Ничего не происходило. С утра до вечера мы смотрели в забор. Иногда над нами пролетали снаряды. Наши и их. По нам никто не работал.
Утром собирались четыре человека и шли на ТЭС загрузиться пайками и водой. Мне обычно забивали большой белый мешок, бутылок под тридцать полторашек с водой, и мы возвращались. В одно такое утро мы двинули по классике за провиантом. Вдали услышали звук двигателя автомобиля. Из-за поворота показался увзик. Оказалось, что Мельник где-то нашёл стоячий уазик, запустил и поехал. За ним бежал Артишок. Нас подвезти, конечно, никто и не подумал.
Мы пошли своим путём и через километр увидели этот уазик. На котором ехал Мельник. Завести-то он его завёл, но, оказывается, в движке не было масла. Он словил клина. Тачка встала. Зато Артишок и Мельник успели маркером на нём написать «Роммель, Артишок, Мельник». Красиво так, с узорами. После этого наша группа получила негласное прозвище «Долбоёбы Роммеля».
Проведя с неделю на боевом задании, мы вернулись обратно. Нас ждал приятный сюрприз. Во втором цеху было трёхэтажное здание. Второй этаж заняли какие-то наши типы (не помню, кто) и подопечные Шинника. На первом Шинник организовал склад. Тут же устроили пищеблок, посиделки. Нашей группе достался третий этаж. Там стояли скамейки. Узкие такие, неудобные, но всё же. Мы натаскали ватников, которые нашли в цехах ТЭС, застелили ими эти скамейки и сделали себе лежанки. Теперь мы спали не на голом бетонном полу, а как будто бы почти на кроватях.

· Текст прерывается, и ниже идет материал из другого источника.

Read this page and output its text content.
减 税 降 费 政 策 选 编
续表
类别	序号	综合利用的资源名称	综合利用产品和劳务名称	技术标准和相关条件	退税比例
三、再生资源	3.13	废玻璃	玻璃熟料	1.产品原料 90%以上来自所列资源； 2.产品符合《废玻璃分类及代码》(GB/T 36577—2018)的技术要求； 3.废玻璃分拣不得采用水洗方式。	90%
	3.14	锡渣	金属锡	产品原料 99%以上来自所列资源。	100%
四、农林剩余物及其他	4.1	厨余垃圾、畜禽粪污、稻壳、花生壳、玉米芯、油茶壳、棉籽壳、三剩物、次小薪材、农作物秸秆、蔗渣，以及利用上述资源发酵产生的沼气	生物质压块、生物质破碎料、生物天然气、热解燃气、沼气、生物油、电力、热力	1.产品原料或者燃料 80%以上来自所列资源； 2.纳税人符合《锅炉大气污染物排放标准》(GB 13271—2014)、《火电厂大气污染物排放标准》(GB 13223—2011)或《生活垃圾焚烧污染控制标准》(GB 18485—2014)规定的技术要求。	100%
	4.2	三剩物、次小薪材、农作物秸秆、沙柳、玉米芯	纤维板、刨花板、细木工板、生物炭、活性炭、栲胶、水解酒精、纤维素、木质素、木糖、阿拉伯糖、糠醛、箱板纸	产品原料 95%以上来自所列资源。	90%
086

В тот день на фишку я заступил в тапках, потому что с боевой задачи возвращались в лютую дождину. Приезжает Мёрф, заходит, смотрит на меня:
– А чего в таком виде?
– Так дождь был, вымок весь, – отвечаю я.
– И чего, я тебе обязан чем-то, или ты мне одолжение делаешь?
– Нет, нет, – ответил я и сделал лицо как можно виноватее.
На фиг надо с командиром пререкаться, да ещё и по какой-то ерунде, когда сам и виноват. Пока ты ещё говно никчёмное, никак себя не проявил.
22
Как-то раз, вернувшись с одной из боевых задач, я познакомился с Саней Резистором. Нам в цех загнали две бэхи. Первая была «Алёнка», с прикомандированным экипажем. Такие себе ребята. Ничего особенного, да и аппарат свой никак не могли привести в порядок.
Вторая бэха – «Ёж». Работали на ней Слава (я не помню его позывной, взрослый мужик) и Саня Резистор из Ярославля. Саня был из «контрабасов», то есть доброволец-контрактник. Долгое время работал инструктором по владению бэхами, когда служил в минке. Знал о своей машине всё. Приятен в общении, и мы любили с ним потрындеть.